Cette couverture ! Je crois qu’une couverture ne m’a jamais autant donner envie de lire un livre. Un carlin patachon trônant tout simplement sur un fond blanc avec le titre du livre et son auteur en pastille. Simple mais terriblement efficace. J’ai souri. J’ai eu ce petit haussement de lèvres, très léger, mais suffisant pour m’inciter à lire Le chien de Madame Halberstadt, le sixième roman de Stéphane Carlier (éditions Le Tripode) en librairie dès aujourd’hui. D’ailleurs, je n’ai pas encore réussi à retenir le titre alors quand je dois en parler je m’avance avec cette description : « Mais tu sais le livre avec le carlin sur la couverture ! ». Et la connexion se fait immédiatement dans le regard de mon interlocuteur.
Un récit autobiographique
Stéphane Carlier est-il entrain de nous conter sa propre histoire ? Est-ce un récit autobiographique ? C’est la première question que je me suis posée en abordant ce roman à la première personne.
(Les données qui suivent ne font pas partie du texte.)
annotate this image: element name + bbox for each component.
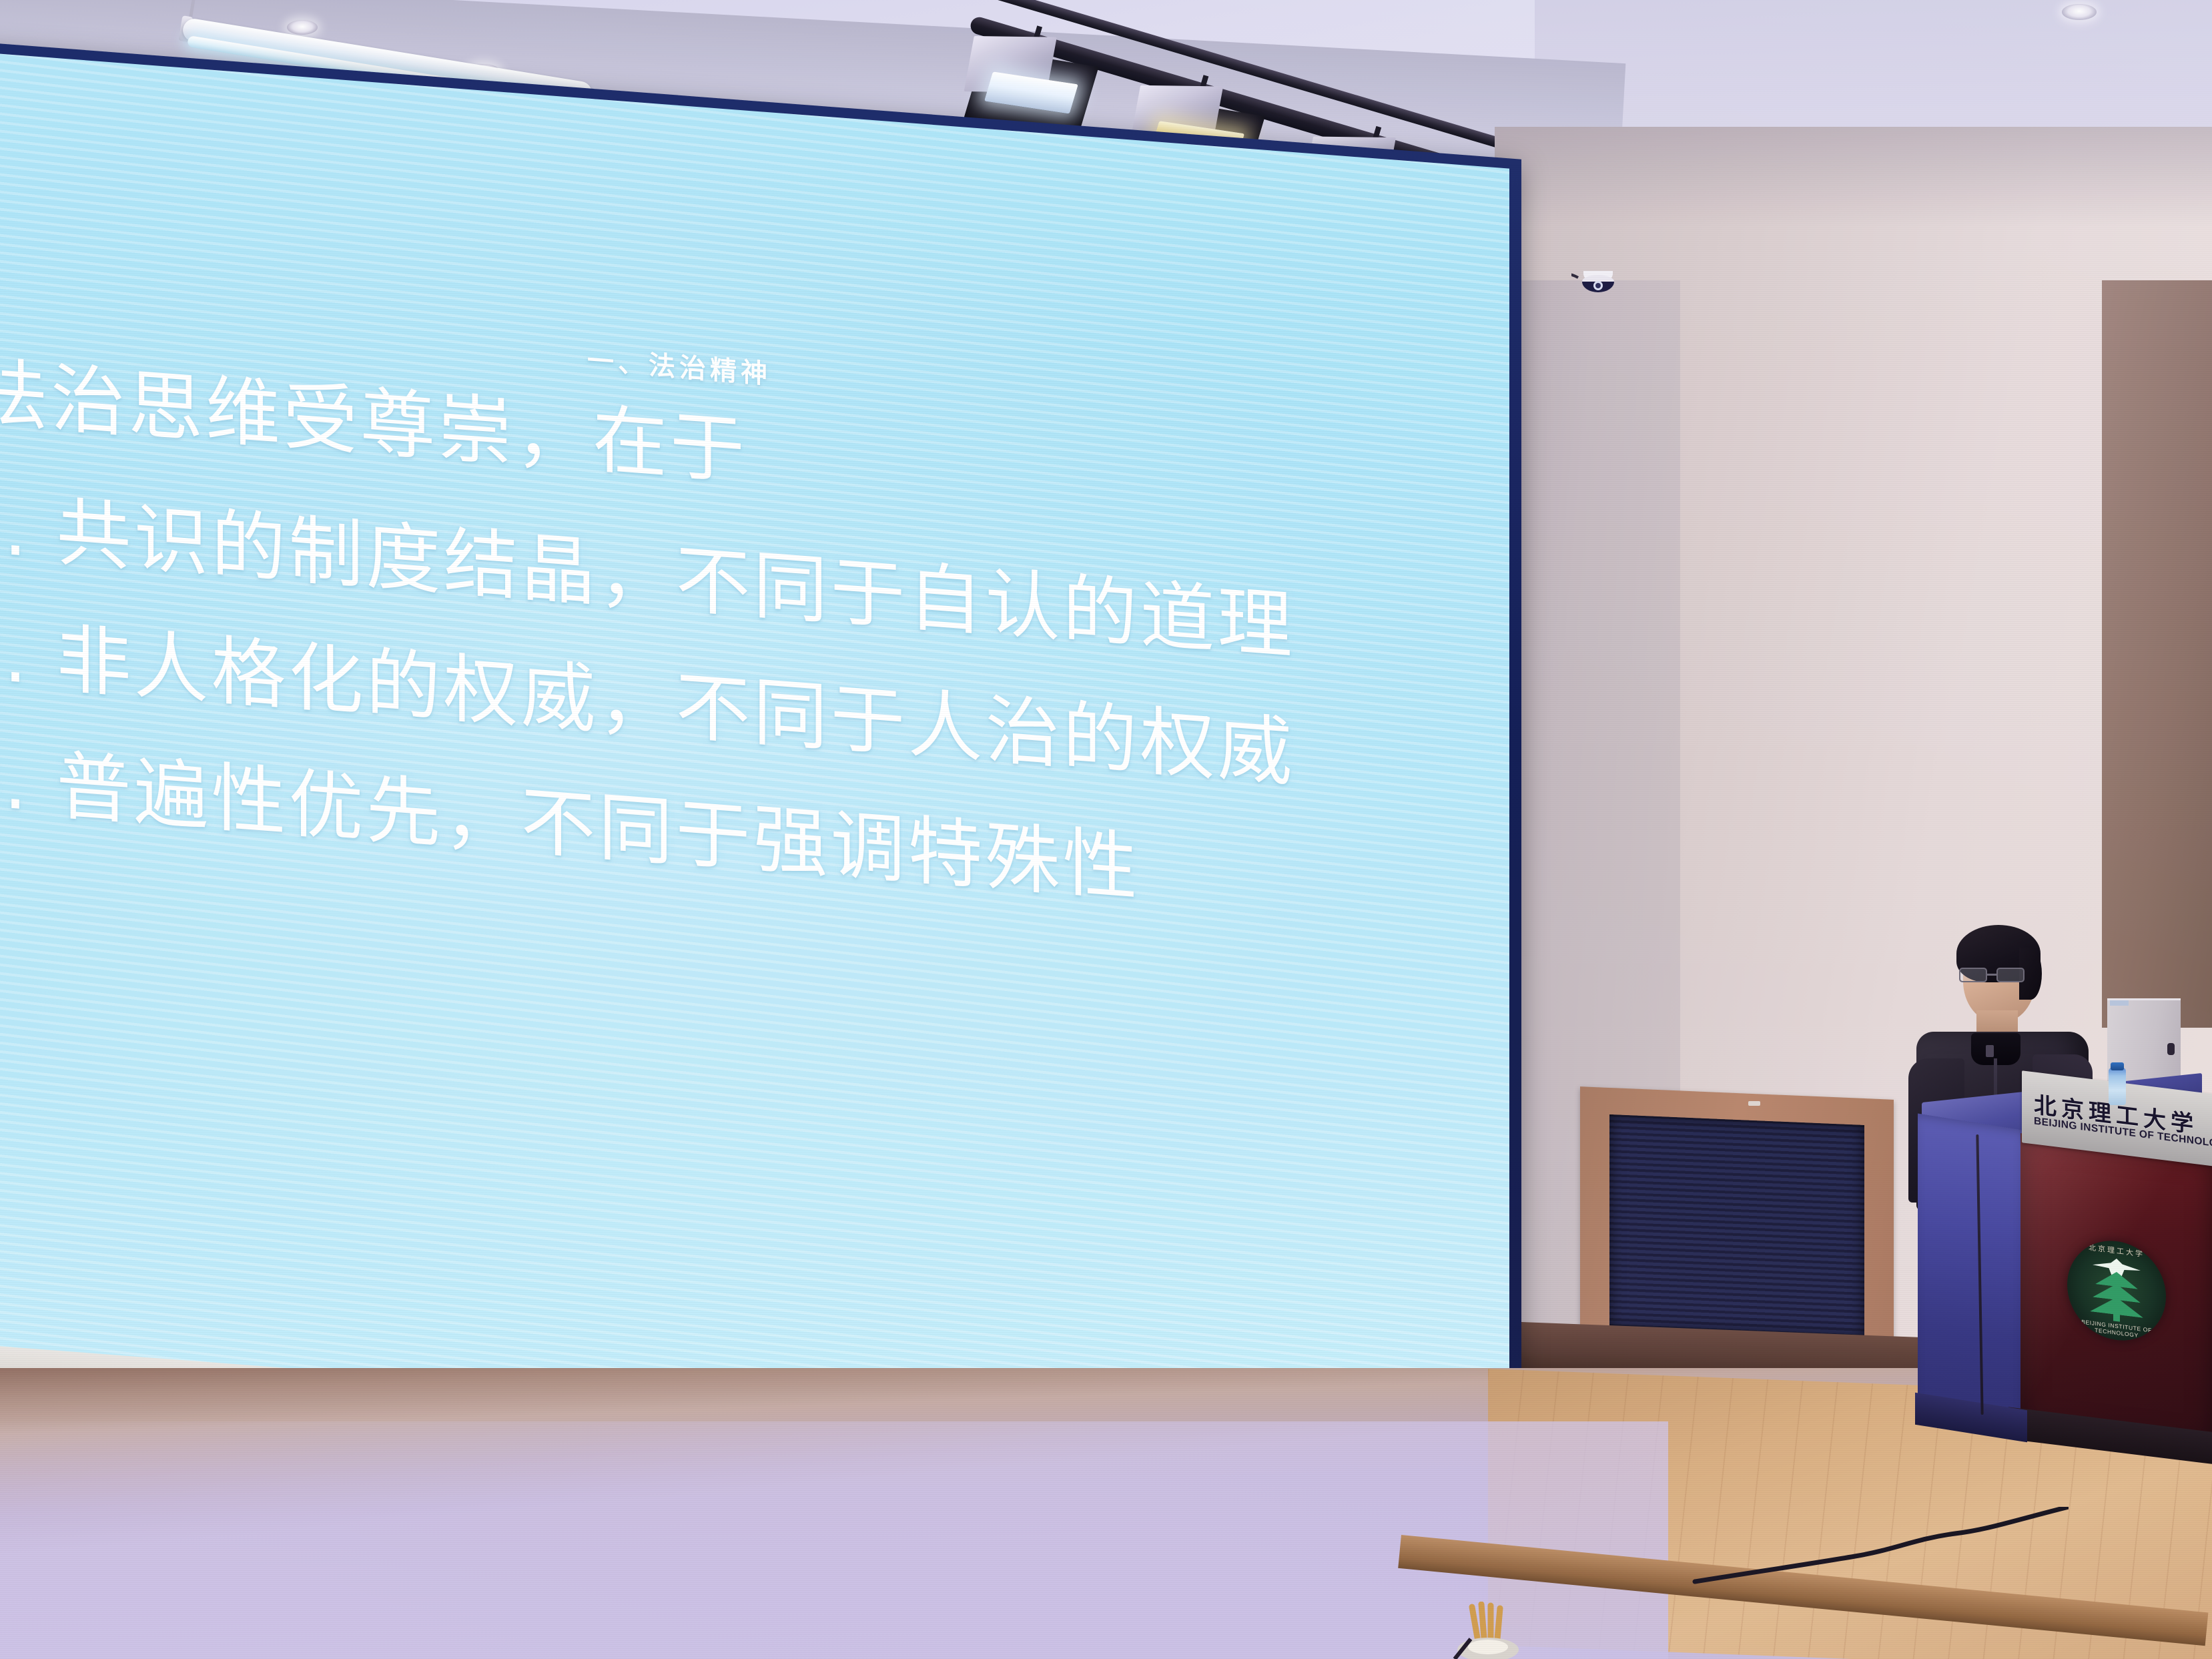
slide-header: 一、法治精神	[587, 339, 771, 392]
speaker-collar-tab	[1986, 1045, 1994, 1057]
vent-screw	[1748, 1101, 1760, 1106]
dome-surveillance-camera-icon	[1571, 267, 1625, 320]
slide-intro-line: 法治思维受尊崇，在于	[0, 332, 747, 499]
glasses-lens-right	[1996, 968, 2024, 982]
water-bottle[interactable]	[2109, 1068, 2126, 1105]
slide-item-3: 3. 普遍性优先，不同于强调特殊性	[0, 717, 1140, 916]
louvered-air-vent	[1609, 1114, 1864, 1337]
wall-shadow	[1495, 127, 2212, 227]
panel-knob[interactable]	[2167, 1043, 2175, 1055]
screen-vignette	[0, 51, 1509, 1470]
university-crest-logo: 北京理工大学 BEIJING INSTITUTE OF TECHNOLOGY	[2067, 1235, 2166, 1346]
downlight-icon	[2062, 4, 2097, 20]
glasses-icon	[1959, 968, 2034, 982]
podium-left-panel	[1918, 1114, 2031, 1432]
wall-right-return	[2102, 280, 2212, 1028]
panel-sticker	[2110, 1000, 2129, 1006]
slide-content: 一、法治精神 法治思维受尊崇，在于 1. 共识的制度结晶，不同于自认的道理 2.…	[0, 51, 1509, 1470]
crest-pine-tree-icon	[2090, 1258, 2143, 1326]
slide-item-2: 2. 非人格化的权威，不同于人治的权威	[0, 591, 1295, 801]
scene-root: 一、法治精神 法治思维受尊崇，在于 1. 共识的制度结晶，不同于自认的道理 2.…	[0, 0, 2212, 1659]
slide-item-1: 1. 共识的制度结晶，不同于自认的道理	[0, 464, 1295, 674]
floor-cable	[1495, 1507, 2069, 1587]
water-bottle-cap	[2111, 1062, 2124, 1070]
floor-uplight-fixture	[1441, 1602, 1555, 1659]
glasses-lens-left	[1959, 968, 1987, 982]
projection-screen: 一、法治精神 法治思维受尊崇，在于 1. 共识的制度结晶，不同于自认的道理 2.…	[0, 51, 1509, 1470]
lectern-podium[interactable]: 北京理工大学 BEIJING INSTITUTE OF TECHNOLOGY 北…	[1922, 1088, 2212, 1515]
Il y est question d’un écrivain, qui a déjà publié plusieurs manuscrits et qui passe ses journées à consulter le classement de sa dernière parution Entrée dans l’hiver sur le site Amazon. Il fait des listes de choses qui le rendent heureux – Stéphane Carlier aime faire des listes- qui plus est, il adore Billie Holiday tout comme l’auteur. Une succession de petits indices que je vais m’empresser de mettre sous le nez de Stéphane Carlier lors d’une prochaine interview que nous avons programmé cette semaine.
Toujours est-il que le personnage principal, Baptiste Roy, nous est introduit avec un certain nombre de casseroles à son actif : son livre est classé 475 758e dans les ventes Amazon, sa femme Maxine vient de le quitter pour un dentiste poilu, et comble du pathétique, il espionne dès que possible la nouvelle vie de son ex dans la grande et belle maison ultra design du soigneur de caries. Autour de lui, son entourage n’est que réussite. Gilles, son meilleur ami, semble épanoui dans sa vie en compagnie de Chacha une influenceuse bien-être et de ses enfants, son père a refait sa vie avec un autre homme et file le parfait amour. Depuis son jogging Domyos, un cachet de Xanas à la main, Baptiste est clairement en mauvaise posture.
Une véritable comédie théâtrale
Jusqu’à l’arrivée de Croquette – et non Courgette – le carlin de Madame Halberstadt une petite vieille avec les jambes de Gru dans Moi, Moche et Méchant. Cette dernière doit se faire opérer et a besoin que son « petit Baptiste » le lui garde quelques jours. Le roman entier tourne autour de l’arrivée de ce chien et de la magie qu’il met sur la route de l’écrivain. Depuis son arrivée, sa vie va mieux et de belles choses arrivent. C’est alors une véritable comédie qui se joue sous nos yeux un peu à la Francis Veber (Le dîner de cons, L’Emmerdeur, La Chèvre). L’auteur joue sur le capitale caricatural de chacun de ses personnages n’hésitant pas à forcer le trait pour nous mener à l’amusement et à la surprise.
Stéphane Carlier offre une épopée burlesque conduite par un écrivain médiocre et un carlin magique avec qui on passerait bien une journée. Chaque chapitre est un lever de rideau où l’auteur réussit, avec cet animal d’une immobilité déconcertante, à nous faire voltiger dans le quotidien de Baptiste. J’ai littéralement adoré ce livre et la multiplication des dialogues apportant de délicieux soubresauts au récit. L’auteur livre une succession d’ups & downs croustillants et ne s’arrête qu’après avoir essoré et sucé jusqu’à la moelle cet écrivain dépassé par les événements, dépassé par sa vie.
Quand un petit brin de magie s’immisce dans nos existences, il est rare de le laisser filer même si le charme ne dure qu’un instant.